La question de la classification selon les IFRS
Selon les IFRS actuelles, aucune norme n'est spécifiquement consacrée aux actifs cryptographiques. Les professionnels ont été contraints de raisonner par analogie. IAS 38 (immobilisations incorporelles) a été la solution par défaut pour de nombreux actifs cryptographiques, mais son modèle du coût s'adapte mal à un actif dont le but même est la stabilité des prix et une liquidité quasi monétaire. IAS 7 et IFRS 9 offrent des alternatives partielles pour certains instruments, mais ni l'une ni l'autre ne correspond parfaitement à un jeton adossé à une devise détenu comme instrument de trésorerie ou utilisé pour régler des transactions commerciales.
L'IASB l'a reconnu lorsqu'il a ajouté en 2019 un amendement de portée limitée à IAS 38 autorisant un modèle de réévaluation pour les actifs cryptographiques négociés sur des marchés actifs. Cet amendement a aidé pour les actifs volatils comme le bitcoin, mais les stablecoins appartiennent à une catégorie différente : ils sont conçus pour ne pas varier en prix, ce qui soulève la question de savoir si l'évaluation à la juste valeur apporte réellement de l'information. L'analyse de l'ICAEW met cette tension en évidence.

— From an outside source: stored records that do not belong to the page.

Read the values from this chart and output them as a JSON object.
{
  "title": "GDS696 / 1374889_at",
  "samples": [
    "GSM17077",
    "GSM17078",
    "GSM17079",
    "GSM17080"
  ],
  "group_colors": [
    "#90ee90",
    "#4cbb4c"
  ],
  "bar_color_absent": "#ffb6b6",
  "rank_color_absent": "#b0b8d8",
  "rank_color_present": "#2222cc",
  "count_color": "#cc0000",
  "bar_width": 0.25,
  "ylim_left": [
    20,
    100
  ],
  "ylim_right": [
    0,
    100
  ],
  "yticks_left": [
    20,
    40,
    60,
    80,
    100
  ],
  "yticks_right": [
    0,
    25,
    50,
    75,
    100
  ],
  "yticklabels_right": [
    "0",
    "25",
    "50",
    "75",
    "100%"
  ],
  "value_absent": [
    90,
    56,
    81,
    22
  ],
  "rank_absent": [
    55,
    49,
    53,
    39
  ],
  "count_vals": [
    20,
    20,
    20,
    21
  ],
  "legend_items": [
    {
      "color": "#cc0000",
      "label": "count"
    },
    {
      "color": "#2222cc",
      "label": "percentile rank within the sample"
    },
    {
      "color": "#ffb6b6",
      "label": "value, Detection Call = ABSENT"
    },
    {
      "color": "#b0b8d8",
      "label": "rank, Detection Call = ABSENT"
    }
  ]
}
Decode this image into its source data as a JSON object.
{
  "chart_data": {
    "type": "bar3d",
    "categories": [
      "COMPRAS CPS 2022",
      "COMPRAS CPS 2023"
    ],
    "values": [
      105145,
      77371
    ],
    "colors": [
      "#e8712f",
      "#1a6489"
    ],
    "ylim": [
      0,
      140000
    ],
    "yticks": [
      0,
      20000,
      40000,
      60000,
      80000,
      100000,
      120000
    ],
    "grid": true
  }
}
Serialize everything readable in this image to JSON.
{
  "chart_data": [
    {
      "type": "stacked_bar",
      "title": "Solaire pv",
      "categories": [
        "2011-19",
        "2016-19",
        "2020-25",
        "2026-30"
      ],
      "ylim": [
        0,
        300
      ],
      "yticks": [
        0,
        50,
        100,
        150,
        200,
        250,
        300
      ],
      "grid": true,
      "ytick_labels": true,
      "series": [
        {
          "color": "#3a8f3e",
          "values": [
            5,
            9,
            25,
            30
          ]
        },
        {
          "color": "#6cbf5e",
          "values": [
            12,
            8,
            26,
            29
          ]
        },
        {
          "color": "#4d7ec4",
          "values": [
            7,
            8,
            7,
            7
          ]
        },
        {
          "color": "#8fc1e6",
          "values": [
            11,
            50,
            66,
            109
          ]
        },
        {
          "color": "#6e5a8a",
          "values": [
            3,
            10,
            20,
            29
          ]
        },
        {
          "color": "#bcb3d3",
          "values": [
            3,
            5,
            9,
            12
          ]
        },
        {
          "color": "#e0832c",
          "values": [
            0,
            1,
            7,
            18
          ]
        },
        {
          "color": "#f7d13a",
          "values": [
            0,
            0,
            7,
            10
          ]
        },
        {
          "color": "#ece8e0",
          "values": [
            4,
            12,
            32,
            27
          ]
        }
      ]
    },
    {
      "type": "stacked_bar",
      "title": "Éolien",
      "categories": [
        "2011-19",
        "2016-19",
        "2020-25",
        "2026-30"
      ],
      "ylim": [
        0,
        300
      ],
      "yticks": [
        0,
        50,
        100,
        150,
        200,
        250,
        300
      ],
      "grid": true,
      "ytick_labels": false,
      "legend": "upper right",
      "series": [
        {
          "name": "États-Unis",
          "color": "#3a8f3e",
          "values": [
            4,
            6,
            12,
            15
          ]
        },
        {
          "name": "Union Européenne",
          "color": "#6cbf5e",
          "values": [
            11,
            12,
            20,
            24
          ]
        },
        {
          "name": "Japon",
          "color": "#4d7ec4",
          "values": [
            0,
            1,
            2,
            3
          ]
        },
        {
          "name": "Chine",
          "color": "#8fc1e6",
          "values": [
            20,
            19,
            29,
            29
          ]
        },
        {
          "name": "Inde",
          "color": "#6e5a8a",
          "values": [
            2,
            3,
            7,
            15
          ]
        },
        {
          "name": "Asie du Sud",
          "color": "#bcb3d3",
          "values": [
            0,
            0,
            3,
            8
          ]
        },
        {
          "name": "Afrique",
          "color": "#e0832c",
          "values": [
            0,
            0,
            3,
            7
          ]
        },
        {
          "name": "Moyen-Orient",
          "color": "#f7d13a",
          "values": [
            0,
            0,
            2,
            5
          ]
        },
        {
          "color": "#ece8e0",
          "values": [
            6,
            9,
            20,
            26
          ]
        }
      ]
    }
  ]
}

US GAAP : ASC 350-60 et ses limites
Aux États-Unis, la norme ASC 350-60 du FASB, entrée en vigueur pour les exercices commençant après le 15 décembre 2024, exige une évaluation à la juste valeur de certains actifs cryptographiques, avec des gains et des pertes comptabilisés dans le résultat net de chaque période. C'était une avancée significative pour les bitcoins et ethers détenus dans les bilans des entreprises. Les stablecoins, cependant, révèlent une lacune : si un actif est conçu pour maintenir un ancrage un pour un, l'évaluation obligatoire à la juste valeur produit une volatilité quasi nulle au compte de résultat, mais impose un coût opérationnel important pour le valoriser et le divulguer à chaque période de reporting. L'article de l'ICAEW soulève implicitement la question de savoir si les stablecoins devraient être exclus ou traités différemment, un débat que ni le FASB ni l'IASB n'ont pleinement résolu.
Traitement fiscal : pourquoi la classification détermine tout
L'analyse de l'ICAEW accorde une attention particulière à la fiscalité, et à juste titre. Au Royaume-Uni, le HMRC a publié des directives sur la taxation des actifs cryptographiques, mais ces directives ont été rédigées principalement en pensant aux jetons d'échange comme le bitcoin. Les stablecoins compliquent le tableau dans au moins deux directions.
Les stablecoins sont-ils des jetons d'échange ou autre chose ?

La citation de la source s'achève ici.